To start I don't mean this to be rude or to sound like I'm making fun of the writer, I don't mean to, it's just that when I first read this letter I couldn't stop laughing. I mean who even notices descriptions like the ones she is talking about and the first article was written over ten years ago. To me art thief is enough of a description, it doesn't matter if said thief is French, Romanian, or Samoan. Okay I might notice a Samoan art thief, that would be something special.

The letter was written to the editors of  The New York Times by Monica Syancu who had been an intern at the Romanian Mission to the United Nations. I'm posting it here for entirely innocent reasons, or for the links, or because I'm a snobby art bitch. Take your pick.
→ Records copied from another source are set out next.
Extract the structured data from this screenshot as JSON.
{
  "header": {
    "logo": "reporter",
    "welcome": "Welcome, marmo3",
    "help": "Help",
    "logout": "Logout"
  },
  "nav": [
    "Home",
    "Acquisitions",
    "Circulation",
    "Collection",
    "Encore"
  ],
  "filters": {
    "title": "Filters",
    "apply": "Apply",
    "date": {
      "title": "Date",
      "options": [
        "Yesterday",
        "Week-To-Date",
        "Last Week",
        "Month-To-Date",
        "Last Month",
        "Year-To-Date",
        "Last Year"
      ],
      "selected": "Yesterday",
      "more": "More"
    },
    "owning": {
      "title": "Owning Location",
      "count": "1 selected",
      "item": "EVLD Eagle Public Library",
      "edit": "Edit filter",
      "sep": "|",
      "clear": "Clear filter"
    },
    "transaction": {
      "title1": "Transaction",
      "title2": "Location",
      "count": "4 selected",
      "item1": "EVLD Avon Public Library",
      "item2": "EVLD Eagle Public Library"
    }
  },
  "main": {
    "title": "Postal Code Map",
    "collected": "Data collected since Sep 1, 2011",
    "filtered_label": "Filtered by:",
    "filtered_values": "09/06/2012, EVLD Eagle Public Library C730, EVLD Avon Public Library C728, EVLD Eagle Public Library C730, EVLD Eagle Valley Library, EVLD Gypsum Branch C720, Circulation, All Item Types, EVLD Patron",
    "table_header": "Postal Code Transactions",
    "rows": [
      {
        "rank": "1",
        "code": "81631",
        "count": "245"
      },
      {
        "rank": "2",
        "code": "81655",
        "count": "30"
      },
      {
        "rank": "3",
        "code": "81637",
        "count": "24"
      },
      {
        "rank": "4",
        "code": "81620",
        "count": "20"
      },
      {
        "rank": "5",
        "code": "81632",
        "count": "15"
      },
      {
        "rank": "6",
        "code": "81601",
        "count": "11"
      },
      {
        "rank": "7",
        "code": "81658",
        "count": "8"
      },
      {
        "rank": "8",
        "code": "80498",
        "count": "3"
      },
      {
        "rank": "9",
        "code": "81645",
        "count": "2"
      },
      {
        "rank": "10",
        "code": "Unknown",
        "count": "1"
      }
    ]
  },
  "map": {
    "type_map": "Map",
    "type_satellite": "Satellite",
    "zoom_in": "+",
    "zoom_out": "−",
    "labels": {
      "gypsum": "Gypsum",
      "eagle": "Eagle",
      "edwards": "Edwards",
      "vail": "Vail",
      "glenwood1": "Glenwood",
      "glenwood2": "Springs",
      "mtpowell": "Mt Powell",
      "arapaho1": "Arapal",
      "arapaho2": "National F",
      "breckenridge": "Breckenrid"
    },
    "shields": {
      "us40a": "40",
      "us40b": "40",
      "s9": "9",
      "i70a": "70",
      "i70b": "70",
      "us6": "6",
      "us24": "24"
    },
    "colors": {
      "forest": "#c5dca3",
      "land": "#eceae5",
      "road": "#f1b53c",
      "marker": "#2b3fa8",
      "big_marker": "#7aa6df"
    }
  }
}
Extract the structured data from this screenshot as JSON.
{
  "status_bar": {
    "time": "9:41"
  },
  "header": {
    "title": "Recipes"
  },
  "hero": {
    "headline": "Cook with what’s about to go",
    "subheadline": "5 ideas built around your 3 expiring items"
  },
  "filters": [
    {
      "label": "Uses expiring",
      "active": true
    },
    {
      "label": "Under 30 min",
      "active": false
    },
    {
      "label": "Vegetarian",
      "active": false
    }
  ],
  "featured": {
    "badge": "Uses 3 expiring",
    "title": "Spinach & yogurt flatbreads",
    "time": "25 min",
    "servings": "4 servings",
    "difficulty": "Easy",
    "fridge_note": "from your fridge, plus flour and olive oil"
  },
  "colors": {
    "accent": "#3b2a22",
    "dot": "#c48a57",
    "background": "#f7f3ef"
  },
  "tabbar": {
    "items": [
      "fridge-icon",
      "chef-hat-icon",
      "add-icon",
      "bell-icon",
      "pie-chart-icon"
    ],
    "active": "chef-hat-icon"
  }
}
"You recently published an article about a Romanian mother who may have destroyed the works of art stolen by her son. In 2002, The Times presented a similar case that involved a French family. Although both articles covered art theft and destruction of property, the headlines have very different tones: "Your Stolen Art? I Threw Them Away, Dear" (lighthearted) for the French case and "Romanian’s Tale Has Art World Fearing Worst" (sensationalist) for the Eastern European case.

In the case involving the Romanian family, you quote Ernest Oberlander-Tarnoveanu, the director of Romania’s National History Museum, saying that if the stolen paintings were burned, it would be “a barbarian crime against humanity.”

While Stéphane Breitwieser, the French art thief, is described as a likable “self-taught art lover,” Radu Dogaru, the Romanian art thief, is described in another recent article, "Romanian Says Her Tale of Burning Art Treasures Was a Lie," as standing silently, “flexing his biceps,” during a hearing on his case.

Thus, Romanians are suggested to be backward while those in the West are civilized.

Headlines and articles of this nature fuel prejudice against Romanians at a time when they are already being discriminated against in Europe. The destruction of art is a great loss for our universal heritage. But there is something wrong when the same crime is presented in a more favorable light when carried out by French citizens and as a tragedy when carried out by Romanian citizens."